Social media and family law

Family lawyers are increasingly using postings on Facebook, Instagram, Twitter and other social media in their domestic litigation. The most common intersection is with custody, but damaging postings can also impact a divorce, support or a PFA.

In July 2014, the Philadelphia Bar Association Professional Guidance Committee issued an opinion that a lawyer may advise a client to change the privacy settings on Facebook (for example) but "may not instruct or permit the client to delete/destroy a relevant photo, link, text, or other content, so that it no longer exists". Furthermore, the opinion directs the lawyer to take steps to preserve social networking evidence (such as a copy of a photograph, link or other content") about which the lawyer is aware and which has not previously been produced,

This Philadelphia opinion was then adopted as a 2014 "Formal Opinion" by the Pennsylvania Bar Association. The PBA noted that "a competent lawyer should advise clients about the content that they post publicly online and how it can affect a case or other legal dispute". Being a statewide opinion, it has bearing on Pittsburgh and Allegheny County family law attorneys. However, it is not a "law" and is not a "Rule of Civil Procedure".
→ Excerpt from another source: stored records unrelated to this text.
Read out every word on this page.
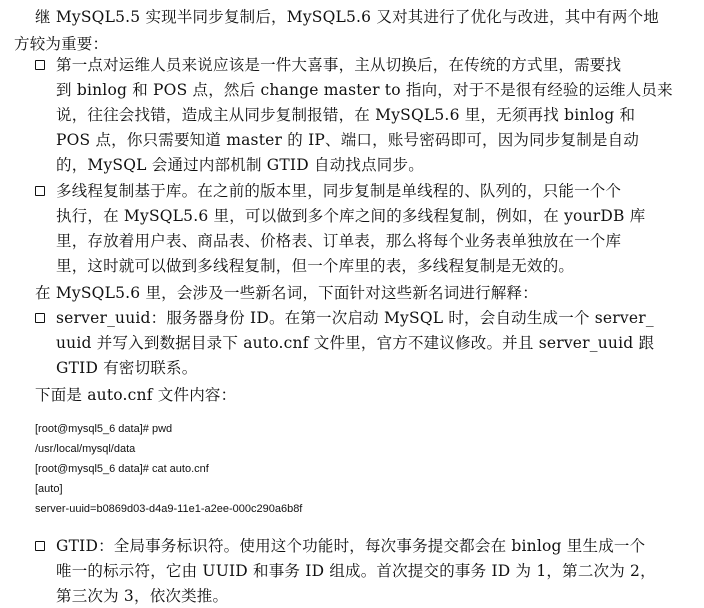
继 MySQL5.5 实现半同步复制后，MySQL5.6 又对其进行了优化与改进，其中有两个地
方较为重要：
第一点对运维人员来说应该是一件大喜事，主从切换后，在传统的方式里，需要找
到 binlog 和 POS 点，然后 change master to 指向，对于不是很有经验的运维人员来
说，往往会找错，造成主从同步复制报错，在 MySQL5.6 里，无须再找 binlog 和
POS 点，你只需要知道 master 的 IP、端口，账号密码即可，因为同步复制是自动
的，MySQL 会通过内部机制 GTID 自动找点同步。
多线程复制基于库。在之前的版本里，同步复制是单线程的、队列的，只能一个个
执行，在 MySQL5.6 里，可以做到多个库之间的多线程复制，例如，在 yourDB 库
里，存放着用户表、商品表、价格表、订单表，那么将每个业务表单独放在一个库
里，这时就可以做到多线程复制，但一个库里的表，多线程复制是无效的。
在 MySQL5.6 里，会涉及一些新名词，下面针对这些新名词进行解释：
server_uuid：服务器身份 ID。在第一次启动 MySQL 时，会自动生成一个 server_
uuid 并写入到数据目录下 auto.cnf 文件里，官方不建议修改。并且 server_uuid 跟
GTID 有密切联系。
下面是 auto.cnf 文件内容：
[root@mysql5_6 data]# pwd
/usr/local/mysql/data
[root@mysql5_6 data]# cat auto.cnf
[auto]
server-uuid=b0869d03-d4a9-11e1-a2ee-000c290a6b8f
GTID：全局事务标识符。使用这个功能时，每次事务提交都会在 binlog 里生成一个
唯一的标示符，它由 UUID 和事务 ID 组成。首次提交的事务 ID 为 1，第二次为 2，
第三次为 3，依次类推。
The Formal Opinion noted that there is nothing wrong with changing a client's profile to "private" or with instructing a client to delete damaging information, provided the conduct does not constitute "spoliation" (i.e. improper destruction) of evidence.
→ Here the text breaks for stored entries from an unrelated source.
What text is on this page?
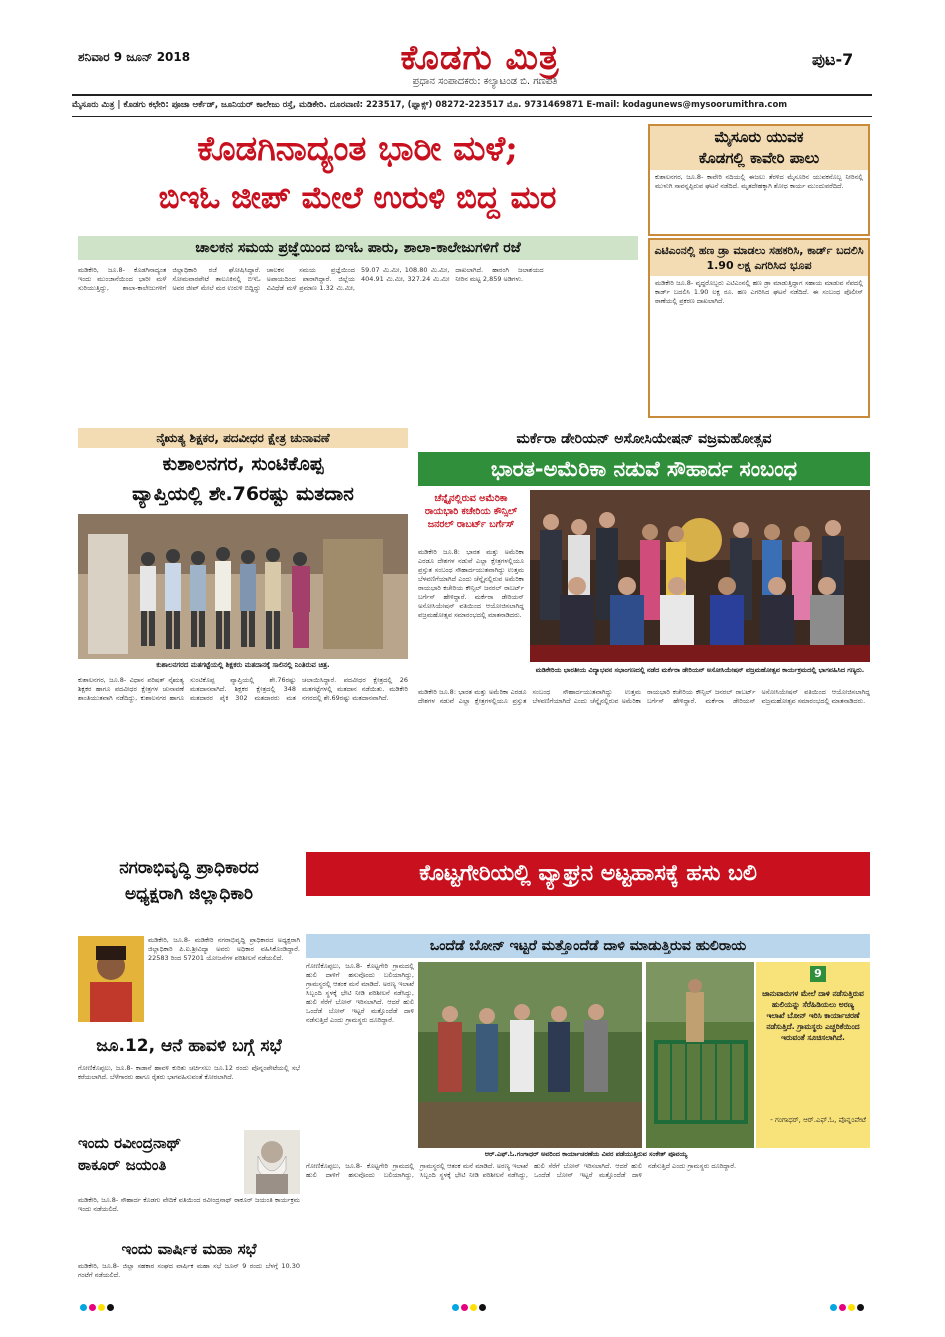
ಶನಿವಾರ 9 ಜೂನ್ 2018	ಕೊಡಗು ಮಿತ್ರ
ಪ್ರಧಾನ ಸಂಪಾದಕರು: ಕಲ್ಯಾಟಂಡ ಬಿ. ಗಣಪತಿ
ಪುಟ-7
ಮೈಸೂರು ಮಿತ್ರ | ಕೊಡಗು ಕಛೇರಿ: ಪೂಜಾ ಆರ್ಕೆಡ್, ಜೂನಿಯರ್ ಕಾಲೇಜು ರಸ್ತೆ, ಮಡಿಕೇರಿ. ದೂರವಾಣಿ: 223517, (ಫ್ಯಾಕ್ಸ್) 08272-223517 ಮೊ. 9731469871 E-mail: kodagunews@mysoorumithra.com
ಕೊಡಗಿನಾದ್ಯಂತ ಭಾರೀ ಮಳೆ;
ಬಿಇಓ ಜೀಪ್ ಮೇಲೆ ಉರುಳಿ ಬಿದ್ದ ಮರ
ಚಾಲಕನ ಸಮಯ ಪ್ರಜ್ಞೆಯಿಂದ ಬಿಇಓ ಪಾರು, ಶಾಲಾ-ಕಾಲೇಜುಗಳಿಗೆ ರಜೆ
ಮಡಿಕೇರಿ, ಜೂ.8- ಕೊಡಗಿನಾದ್ಯಂತ ಇಂದು ಮುಂಜಾನೆಯಿಂದ ಭಾರೀ ಮಳೆ ಸುರಿಯುತ್ತಿದ್ದು, ಶಾಲಾ-ಕಾಲೇಜುಗಳಿಗೆ ಜಿಲ್ಲಾಧಿಕಾರಿ ರಜೆ ಘೋಷಿಸಿದ್ದಾರೆ. ಸೋಮವಾರಪೇಟೆ ತಾಲೂಕಿನಲ್ಲಿ ಬಿಇಓ ಅವರ ಜೀಪ್ ಮೇಲೆ ಮರ ಉರುಳಿ ಬಿದ್ದಿದ್ದು ಚಾಲಕನ ಸಮಯ ಪ್ರಜ್ಞೆಯಿಂದ ಅಪಾಯದಿಂದ ಪಾರಾಗಿದ್ದಾರೆ. ಜಿಲ್ಲೆಯ ವಿವಿಧೆಡೆ ಮಳೆ ಪ್ರಮಾಣ 1.32 ಮಿ.ಮೀ, 59.07 ಮಿ.ಮೀ, 108.80 ಮಿ.ಮೀ, 404.91 ಮಿ.ಮೀ, 327.24 ಮಿ.ಮೀ ದಾಖಲಾಗಿದೆ. ಹಾರಂಗಿ ಜಲಾಶಯದ ನೀರಿನ ಮಟ್ಟ 2,859 ಅಡಿಗಳು.
ಮೈಸೂರು ಯುವಕ
ಕೊಡಗಲ್ಲಿ ಕಾವೇರಿ ಪಾಲು
ಕುಶಾಲನಗರ, ಜೂ.8- ಕಾವೇರಿ ನದಿಯಲ್ಲಿ ಈಜಲು ತೆರಳಿದ ಮೈಸೂರಿನ ಯುವಕನೊಬ್ಬ ನೀರಿನಲ್ಲಿ ಮುಳುಗಿ ಸಾವನ್ನಪ್ಪಿರುವ ಘಟನೆ ನಡೆದಿದೆ. ಮೃತದೇಹಕ್ಕಾಗಿ ಶೋಧ ಕಾರ್ಯ ಮುಂದುವರೆದಿದೆ.
ಎಟಿಎಂನಲ್ಲಿ ಹಣ ಡ್ರಾ ಮಾಡಲು ಸಹಕರಿಸಿ, ಕಾರ್ಡ್ ಬದಲಿಸಿ 1.90 ಲಕ್ಷ ಎಗರಿಸಿದ ಭೂಪ
ಮಡಿಕೇರಿ ಜೂ.8- ವೃದ್ಧರೊಬ್ಬರು ಎಟಿಎಂನಲ್ಲಿ ಹಣ ಡ್ರಾ ಮಾಡುತ್ತಿದ್ದಾಗ ಸಹಾಯ ಮಾಡುವ ನೆಪದಲ್ಲಿ ಕಾರ್ಡ್ ಬದಲಿಸಿ 1.90 ಲಕ್ಷ ರೂ. ಹಣ ಎಗರಿಸಿದ ಘಟನೆ ನಡೆದಿದೆ. ಈ ಸಂಬಂಧ ಪೊಲೀಸ್ ಠಾಣೆಯಲ್ಲಿ ಪ್ರಕರಣ ದಾಖಲಾಗಿದೆ.
ನೈಋತ್ಯ ಶಿಕ್ಷಕರ, ಪದವೀಧರ ಕ್ಷೇತ್ರ ಚುನಾವಣೆ
ಕುಶಾಲನಗರ, ಸುಂಟಿಕೊಪ್ಪ
ವ್ಯಾಪ್ತಿಯಲ್ಲಿ ಶೇ.76ರಷ್ಟು ಮತದಾನ
ಕುಶಾಲನಗರದ ಮತಗಟ್ಟೆಯಲ್ಲಿ ಶಿಕ್ಷಕರು ಮತದಾನಕ್ಕೆ ಸಾಲಿನಲ್ಲಿ ನಿಂತಿರುವ ಚಿತ್ರ.
ಕುಶಾಲನಗರ, ಜೂ.8- ವಿಧಾನ ಪರಿಷತ್ ನೈಋತ್ಯ ಶಿಕ್ಷಕರ ಹಾಗೂ ಪದವೀಧರ ಕ್ಷೇತ್ರಗಳ ಚುನಾವಣೆ ಶಾಂತಿಯುತವಾಗಿ ನಡೆದಿದ್ದು, ಕುಶಾಲನಗರ ಹಾಗೂ ಸುಂಟಿಕೊಪ್ಪ ವ್ಯಾಪ್ತಿಯಲ್ಲಿ ಶೇ.76ರಷ್ಟು ಮತದಾನವಾಗಿದೆ. ಶಿಕ್ಷಕರ ಕ್ಷೇತ್ರದಲ್ಲಿ 348 ಮತದಾರರ ಪೈಕಿ 302 ಮತದಾರರು ಮತ ಚಲಾಯಿಸಿದ್ದಾರೆ. ಪದವೀಧರ ಕ್ಷೇತ್ರದಲ್ಲಿ 26 ಮತಗಟ್ಟೆಗಳಲ್ಲಿ ಮತದಾನ ನಡೆಯಿತು. ಮಡಿಕೇರಿ ನಗರದಲ್ಲಿ ಶೇ.69ರಷ್ಟು ಮತದಾನವಾಗಿದೆ.
ಮರ್ಕೆರಾ ಡೇರಿಯನ್ ಅಸೋಸಿಯೇಷನ್ ವಜ್ರಮಹೋತ್ಸವ
ಭಾರತ-ಅಮೆರಿಕಾ ನಡುವೆ ಸೌಹಾರ್ದ ಸಂಬಂಧ
ಚೆನ್ನೈನಲ್ಲಿರುವ ಅಮೆರಿಕಾ ರಾಯಭಾರಿ ಕಚೇರಿಯ ಕೌನ್ಸಿಲ್ ಜನರಲ್ ರಾಬರ್ಟ್ ಬರ್ಗೆಸ್
ಮಡಿಕೇರಿ ಜೂ.8: ಭಾರತ ಮತ್ತು ಅಮೆರಿಕಾ ಎರಡೂ ದೇಶಗಳ ನಡುವೆ ಎಲ್ಲಾ ಕ್ಷೇತ್ರಗಳಲ್ಲಿಯೂ ಪ್ರಸ್ತುತ ಸಂಬಂಧ ಸೌಹಾರ್ದಯುತವಾಗಿದ್ದು ಉತ್ತಮ ಬೆಳವಣಿಗೆಯಾಗಿದೆ ಎಂದು ಚೆನ್ನೈನಲ್ಲಿರುವ ಅಮೆರಿಕಾ ರಾಯಭಾರಿ ಕಚೇರಿಯ ಕೌನ್ಸಿಲ್ ಜನರಲ್ ರಾಬರ್ಟ್ ಬರ್ಗೆಸ್ ಹೇಳಿದ್ದಾರೆ. ಮರ್ಕೆರಾ ಡೇರಿಯನ್ ಅಸೋಸಿಯೇಷನ್ ವತಿಯಿಂದ ಆಯೋಜಿಸಲಾಗಿದ್ದ ವಜ್ರಮಹೋತ್ಸವ ಸಮಾರಂಭದಲ್ಲಿ ಮಾತನಾಡಿದರು.
ಮಡಿಕೇರಿಯ ಭಾರತೀಯ ವಿದ್ಯಾಭವನ ಸಭಾಂಗಣದಲ್ಲಿ ನಡೆದ ಮರ್ಕೆರಾ ಡೇರಿಯನ್ ಅಸೋಸಿಯೇಷನ್ ವಜ್ರಮಹೋತ್ಸವ ಕಾರ್ಯಕ್ರಮದಲ್ಲಿ ಭಾಗವಹಿಸಿದ ಗಣ್ಯರು.
ಮಡಿಕೇರಿ ಜೂ.8: ಭಾರತ ಮತ್ತು ಅಮೆರಿಕಾ ಎರಡೂ ದೇಶಗಳ ನಡುವೆ ಎಲ್ಲಾ ಕ್ಷೇತ್ರಗಳಲ್ಲಿಯೂ ಪ್ರಸ್ತುತ ಸಂಬಂಧ ಸೌಹಾರ್ದಯುತವಾಗಿದ್ದು ಉತ್ತಮ ಬೆಳವಣಿಗೆಯಾಗಿದೆ ಎಂದು ಚೆನ್ನೈನಲ್ಲಿರುವ ಅಮೆರಿಕಾ ರಾಯಭಾರಿ ಕಚೇರಿಯ ಕೌನ್ಸಿಲ್ ಜನರಲ್ ರಾಬರ್ಟ್ ಬರ್ಗೆಸ್ ಹೇಳಿದ್ದಾರೆ. ಮರ್ಕೆರಾ ಡೇರಿಯನ್ ಅಸೋಸಿಯೇಷನ್ ವತಿಯಿಂದ ಆಯೋಜಿಸಲಾಗಿದ್ದ ವಜ್ರಮಹೋತ್ಸವ ಸಮಾರಂಭದಲ್ಲಿ ಮಾತನಾಡಿದರು.
ನಗರಾಭಿವೃದ್ಧಿ ಪ್ರಾಧಿಕಾರದ
ಅಧ್ಯಕ್ಷರಾಗಿ ಜಿಲ್ಲಾಧಿಕಾರಿ
ಮಡಿಕೇರಿ, ಜೂ.8- ಮಡಿಕೇರಿ ನಗರಾಭಿವೃದ್ಧಿ ಪ್ರಾಧಿಕಾರದ ಅಧ್ಯಕ್ಷರಾಗಿ ಜಿಲ್ಲಾಧಿಕಾರಿ ಪಿ.ಐ.ಶ್ರೀವಿದ್ಯಾ ಅವರು ಅಧಿಕಾರ ವಹಿಸಿಕೊಂಡಿದ್ದಾರೆ. 22583 ರಿಂದ 57201 ಯೋಜನೆಗಳ ಪರಿಶೀಲನೆ ನಡೆಯಲಿದೆ.
ಜೂ.12, ಆನೆ ಹಾವಳಿ ಬಗ್ಗೆ ಸಭೆ
ಗೋಣಿಕೊಪ್ಪಲು, ಜೂ.8- ಕಾಡಾನೆ ಹಾವಳಿ ಕುರಿತು ಚರ್ಚಿಸಲು ಜೂ.12 ರಂದು ಪೊನ್ನಂಪೇಟೆಯಲ್ಲಿ ಸಭೆ ಕರೆಯಲಾಗಿದೆ. ಬೆಳೆಗಾರರು ಹಾಗೂ ರೈತರು ಭಾಗವಹಿಸುವಂತೆ ಕೋರಲಾಗಿದೆ.
ಇಂದು ರವೀಂದ್ರನಾಥ್
ಠಾಕೂರ್ ಜಯಂತಿ
ಮಡಿಕೇರಿ, ಜೂ.8- ಸೌಹಾರ್ದ ಕೊಡಗು ವೇದಿಕೆ ವತಿಯಿಂದ ರವೀಂದ್ರನಾಥ್ ಠಾಕೂರ್ ಜಯಂತಿ ಕಾರ್ಯಕ್ರಮ ಇಂದು ನಡೆಯಲಿದೆ.
ಇಂದು ವಾರ್ಷಿಕ ಮಹಾ ಸಭೆ
ಮಡಿಕೇರಿ, ಜೂ.8- ಜಿಲ್ಲಾ ಸಹಕಾರ ಸಂಘದ ವಾರ್ಷಿಕ ಮಹಾ ಸಭೆ ಜೂನ್ 9 ರಂದು ಬೆಳಗ್ಗೆ 10.30 ಗಂಟೆಗೆ ನಡೆಯಲಿದೆ.
ಕೊಟ್ಟಗೇರಿಯಲ್ಲಿ ವ್ಯಾಘ್ರನ ಅಟ್ಟಹಾಸಕ್ಕೆ ಹಸು ಬಲಿ
ಒಂದೆಡೆ ಬೋನ್ ಇಟ್ಟರೆ ಮತ್ತೊಂದೆಡೆ ದಾಳಿ ಮಾಡುತ್ತಿರುವ ಹುಲಿರಾಯ
ಗೋಣಿಕೊಪ್ಪಲು, ಜೂ.8- ಕೊಟ್ಟಗೇರಿ ಗ್ರಾಮದಲ್ಲಿ ಹುಲಿ ದಾಳಿಗೆ ಹಸುವೊಂದು ಬಲಿಯಾಗಿದ್ದು, ಗ್ರಾಮಸ್ಥರಲ್ಲಿ ಆತಂಕ ಮನೆ ಮಾಡಿದೆ. ಅರಣ್ಯ ಇಲಾಖೆ ಸಿಬ್ಬಂದಿ ಸ್ಥಳಕ್ಕೆ ಭೇಟಿ ನೀಡಿ ಪರಿಶೀಲನೆ ನಡೆಸಿದ್ದು, ಹುಲಿ ಸೆರೆಗೆ ಬೋನ್ ಇರಿಸಲಾಗಿದೆ. ಆದರೆ ಹುಲಿ ಒಂದೆಡೆ ಬೋನ್ ಇಟ್ಟರೆ ಮತ್ತೊಂದೆಡೆ ದಾಳಿ ನಡೆಸುತ್ತಿದೆ ಎಂದು ಗ್ರಾಮಸ್ಥರು ದೂರಿದ್ದಾರೆ.
9
ಜಾನುವಾರುಗಳ ಮೇಲೆ ದಾಳಿ ನಡೆಸುತ್ತಿರುವ ಹುಲಿಯನ್ನು ಸೆರೆಹಿಡಿಯಲು ಅರಣ್ಯ ಇಲಾಖೆ ಬೋನ್ ಇರಿಸಿ ಕಾರ್ಯಾಚರಣೆ ನಡೆಸುತ್ತಿದೆ. ಗ್ರಾಮಸ್ಥರು ಎಚ್ಚರಿಕೆಯಿಂದ ಇರುವಂತೆ ಸೂಚಿಸಲಾಗಿದೆ.
- ಗಂಗಾಧರ್, ಆರ್.ಎಫ್.ಓ, ಪೊನ್ನಂಪೇಟೆ
ಆರ್.ಎಫ್.ಓ.ಗಂಗಾಧರ್ ಅವರಿಂದ ಕಾರ್ಯಾಚರಣೆಯ ವಿವರ ಪಡೆಯುತ್ತಿರುವ ಸಂಕೇತ್ ಪೂವಯ್ಯ
ಗೋಣಿಕೊಪ್ಪಲು, ಜೂ.8- ಕೊಟ್ಟಗೇರಿ ಗ್ರಾಮದಲ್ಲಿ ಹುಲಿ ದಾಳಿಗೆ ಹಸುವೊಂದು ಬಲಿಯಾಗಿದ್ದು, ಗ್ರಾಮಸ್ಥರಲ್ಲಿ ಆತಂಕ ಮನೆ ಮಾಡಿದೆ. ಅರಣ್ಯ ಇಲಾಖೆ ಸಿಬ್ಬಂದಿ ಸ್ಥಳಕ್ಕೆ ಭೇಟಿ ನೀಡಿ ಪರಿಶೀಲನೆ ನಡೆಸಿದ್ದು, ಹುಲಿ ಸೆರೆಗೆ ಬೋನ್ ಇರಿಸಲಾಗಿದೆ. ಆದರೆ ಹುಲಿ ಒಂದೆಡೆ ಬೋನ್ ಇಟ್ಟರೆ ಮತ್ತೊಂದೆಡೆ ದಾಳಿ ನಡೆಸುತ್ತಿದೆ ಎಂದು ಗ್ರಾಮಸ್ಥರು ದೂರಿದ್ದಾರೆ.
So, a good family law attorney should:

1. Be aware of the benefits and risks of social media for his client (and for the other party);

2. Upon learning of damaging postings, properly advise her/his client to reduce the potential damage by changing privacy setting or deleting the information (so long as a copy is retained for future discovery).

3. Not advise the client to simply delete evidence or to lie about the postings (a Virginia attorney received a 5 year bar suspension for just that).

We have always believed that a good reputation for honesty to the court is one of the strongest assets an attorney can provide for a client. Combined with good counsel to minimize risks, you have a Pittsburgh counsel who will properly guide his/her client in this emerging field.